Weil das Essen im „La Vita“ top war, hörten wir uns die Vorschläge des Wirts in Ruhe an. Er wollte den Imbiss mit einer Tomatensuppe beginnen, was an sich schon mal gut ist. Dazu wollte er Baguettescheiben mit Aioli kredenzen. Das kannten wir schon aus dem Ivent, die Aioli war dort immer Klasse. Anschließend wollte er uns, quasi als Hauptgang, geachtelte Pizzen als Fingerfood servieren. Eine sehr schöne Idee; Meine Löwin bat noch darum, bei den Pizzen auch vegetarische Varianten mit hinzuzunehmen. Sie selbst ernährte sich seinerzeit überwiegend vegetarisch; und der eine oder andere Gast wohl auch.
Sunny hatte sich im Vorfeld einen schlichten Nachtisch gewünscht, Pudding oder so etwas in der Art. Dies wollte der Wirt zum Abschluss auch hinstellen, empfahl uns aber dringend sein Tiramisu, welches Klasse sein sollte. Zum Beweis gab er uns ein wenig davon zum Probieren, was soll ich sagen... Wir bestellten noch eine Schüssel Tiramisu zu dem Pudding.

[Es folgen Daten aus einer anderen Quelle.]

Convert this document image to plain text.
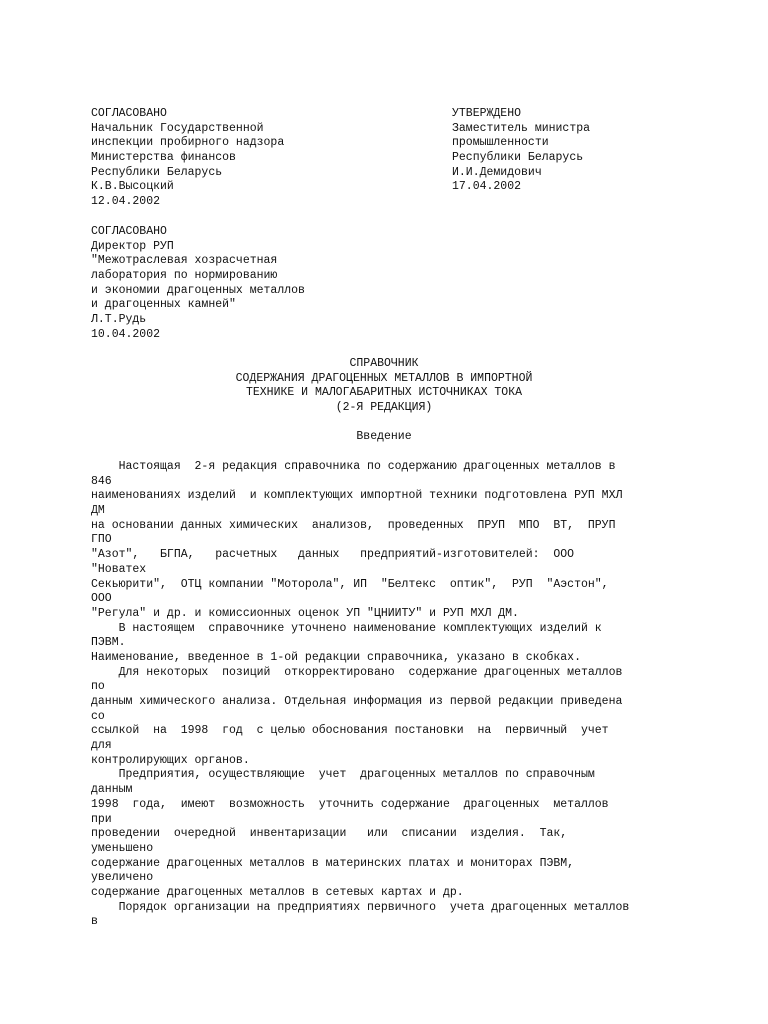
СОГЛАСОВАНО
Начальник Государственной
инспекции пробирного надзора
Министерства финансов
Республики Беларусь
К.В.Высоцкий
12.04.2002
УТВЕРЖДЕНО
Заместитель министра
промышленности
Республики Беларусь
И.И.Демидович
17.04.2002
СОГЛАСОВАНО
Директор РУП
"Межотраслевая хозрасчетная
лаборатория по нормированию
и экономии драгоценных металлов
и драгоценных камней"
Л.Т.Рудь
10.04.2002
СПРАВОЧНИК
СОДЕРЖАНИЯ ДРАГОЦЕННЫХ МЕТАЛЛОВ В ИМПОРТНОЙ
ТЕХНИКЕ И МАЛОГАБАРИТНЫХ ИСТОЧНИКАХ ТОКА
(2-Я РЕДАКЦИЯ)
Введение
Настоящая  2-я редакция справочника по содержанию драгоценных металлов в
846
наименованиях изделий  и комплектующих импортной техники подготовлена РУП МХЛ
ДМ
на основании данных химических  анализов,  проведенных  ПРУП  МПО  ВТ,  ПРУП
ГПО
"Азот",   БГПА,   расчетных   данных   предприятий-изготовителей:  ООО
"Новатех
Секьюрити",  ОТЦ компании "Моторола", ИП  "Белтекс  оптик",  РУП  "Аэстон",
ООО
"Регула" и др. и комиссионных оценок УП "ЦНИИТУ" и РУП МХЛ ДМ.
В настоящем  справочнике уточнено наименование комплектующих изделий к
ПЭВМ.
Наименование, введенное в 1-ой редакции справочника, указано в скобках.
Для некоторых  позиций  откорректировано  содержание драгоценных металлов
по
данным химического анализа. Отдельная информация из первой редакции приведена
со
ссылкой  на  1998  год  с целью обоснования постановки  на  первичный  учет
для
контролирующих органов.
Предприятия, осуществляющие  учет  драгоценных металлов по справочным
данным
1998  года,  имеют  возможность  уточнить содержание  драгоценных  металлов
при
проведении  очередной  инвентаризации   или  списании  изделия.  Так,
уменьшено
содержание драгоценных металлов в материнских платах и мониторах ПЭВМ,
увеличено
содержание драгоценных металлов в сетевых картах и др.
Порядок организации на предприятиях первичного  учета драгоценных металлов
в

Er wollte uns zwei Zehnertische für die ca. 20 Personen eindecken. Zusätzlich würde er vor seinem Laden einen weiteren Tisch für die Raucher reservieren. Das hörte sich alles hervorragend an, und so bestellten wir den Imbiss nach der Trauerfeier in seinem Laden. Kaffee oder Bier würde er uns auch noch reichen können. Über den Preis sprachen wir gar nicht, da hatte ich nicht daran gedacht oder wollte nicht geizig erscheinen. Ich weiß es nicht mehr, jedenfalls waren Essen wie auch der Preis sehr gut, soviel kann ich an dieser Stelle sagen.
Anschließend fuhren wir nach Hause. Der Tag war anstrengend gewesen, aber wir hatten viel erreicht. Ich setzte mich zuhause noch hin und guckte nach einer deutschen Version von „La Vie en Rose". Selbst von Vicky Leandros gab es da eine Version, das war mir neu. Als ich vorsichtshalber den deutschen Text des Liedes im Netz recherchierte, beglückwünschte ich mich zu diesem Schritt. „Schau mich bitte nicht so an" klingt nicht wirklich gut als Musik zum Gedenken, während man in einer Kirche sitzt und um einen Verstorbenen trauert.
Daher entschloss ich mich zum Original von Edith Piaf zu greifen, ihre Stimme ist ja unerreicht. Ich bannte den Song auf eine CD und brachte diese am nächsten Tag nach der Arbeit im Bestattungsinstitut vorbei. Den Rest erledigte der Bestatter, was auch gut war, denn so konnten wir uns in Ruhe auf den Tag der Trauerfeier vorbereiten.